點撥 證明\(\{a_n \}\)是等比數列常見的方法是定義法: \(\dfrac{a_n}{a_{n-1}}=q\)\(( q\)是常數,\(n≥2)\);
選擇題也可採取排除法,檢驗前三項是否成等比數列.
【典題2】已知數列\(\{a_n \}\)的前\(n\)項和為\(S_n\),且滿足 \(S_n=\dfrac{3}{2} a_n+b\)\(\left(n \in N^*, b \in R, b \neq 0\right)\).
(1)求證:\(\{a_n \}\)是等比數列;\(\qquad \qquad\) (2)求證:\(\{a_n+1\}\)不是等比數列.

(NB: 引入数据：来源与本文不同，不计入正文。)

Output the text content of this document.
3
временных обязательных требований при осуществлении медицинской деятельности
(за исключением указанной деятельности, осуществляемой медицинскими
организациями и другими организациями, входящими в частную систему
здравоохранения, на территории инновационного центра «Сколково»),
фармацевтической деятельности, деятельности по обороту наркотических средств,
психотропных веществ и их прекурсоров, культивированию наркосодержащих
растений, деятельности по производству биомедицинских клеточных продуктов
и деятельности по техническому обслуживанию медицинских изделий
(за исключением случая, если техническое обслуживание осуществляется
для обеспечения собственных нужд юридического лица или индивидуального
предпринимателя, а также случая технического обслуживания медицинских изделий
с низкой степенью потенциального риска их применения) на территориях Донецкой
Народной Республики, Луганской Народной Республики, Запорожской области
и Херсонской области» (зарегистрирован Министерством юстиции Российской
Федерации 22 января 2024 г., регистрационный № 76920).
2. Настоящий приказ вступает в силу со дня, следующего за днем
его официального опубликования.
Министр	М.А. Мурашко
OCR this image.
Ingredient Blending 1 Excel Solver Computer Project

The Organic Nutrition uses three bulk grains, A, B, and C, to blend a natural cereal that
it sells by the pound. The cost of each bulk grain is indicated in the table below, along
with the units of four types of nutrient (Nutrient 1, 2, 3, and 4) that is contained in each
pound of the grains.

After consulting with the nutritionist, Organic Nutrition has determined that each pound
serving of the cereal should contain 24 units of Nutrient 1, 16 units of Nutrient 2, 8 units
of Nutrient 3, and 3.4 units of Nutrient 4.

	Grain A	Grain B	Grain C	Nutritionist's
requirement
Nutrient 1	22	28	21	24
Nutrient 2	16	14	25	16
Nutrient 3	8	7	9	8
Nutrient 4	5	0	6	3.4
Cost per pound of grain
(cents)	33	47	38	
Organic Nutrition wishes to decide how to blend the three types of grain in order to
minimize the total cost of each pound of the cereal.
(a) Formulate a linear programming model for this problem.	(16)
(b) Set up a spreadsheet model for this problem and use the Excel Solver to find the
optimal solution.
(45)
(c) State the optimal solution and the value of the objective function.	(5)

證明 (1)因為 \(S_n=\dfrac{3}{2} a_n+b\),所以當\(n≥2\)時 \(S_{n-1}=\dfrac{3}{2} a_{n-1}+b\),
兩式相減得 \(S_n-S_{n-1}=\dfrac{3}{2} a_n+b-\dfrac{3}{2} a_{n-1}-b\),
\(\therefore a_n=\dfrac{3}{2} a_n-\dfrac{3}{2} a_{n-1}\),
\(\therefore a_n=3a_{n-1}\),
故\(\{a_n \}\)是公比為\(q=3\)的等比數列.
(2)假設:\(\{a_n+1\}\)是等比數列,則有:\((a_n+1)^2=(a_{n+1}+1)( a_{n-1}+1)\),
即:\(a_n^2+2a_n+1=a_{n+1} a_{n-1}+a_{n+1}+a_{n-1}+1\),
由(1)知\(\{a_n \}\)是等比數列,所以\(a_n^2=a_{n+1} a_{n-1}\),
於是\(2a_n=a_{n+1}+a_{n-1}\),即\(6a_n=a_{n-1}+9a_{n-1}\),解得\(a_{n-1}=0\),
這與\(\{a_n \}\)是等比數列相矛盾,
故假設錯誤,即:\(\{a_n+1\}\)不是等比數列.
【鞏固練習】
1.根據下列通項能判斷數列為等比數列的是( )
A.\(a_n=n\) \(\qquad \qquad \qquad\) B. \(a_n=\sqrt{n}\) \(\qquad \qquad \qquad\) C.\(a_n=2^{-n}\) \(\qquad \qquad \qquad\) D.\(a_n= \log_2n\)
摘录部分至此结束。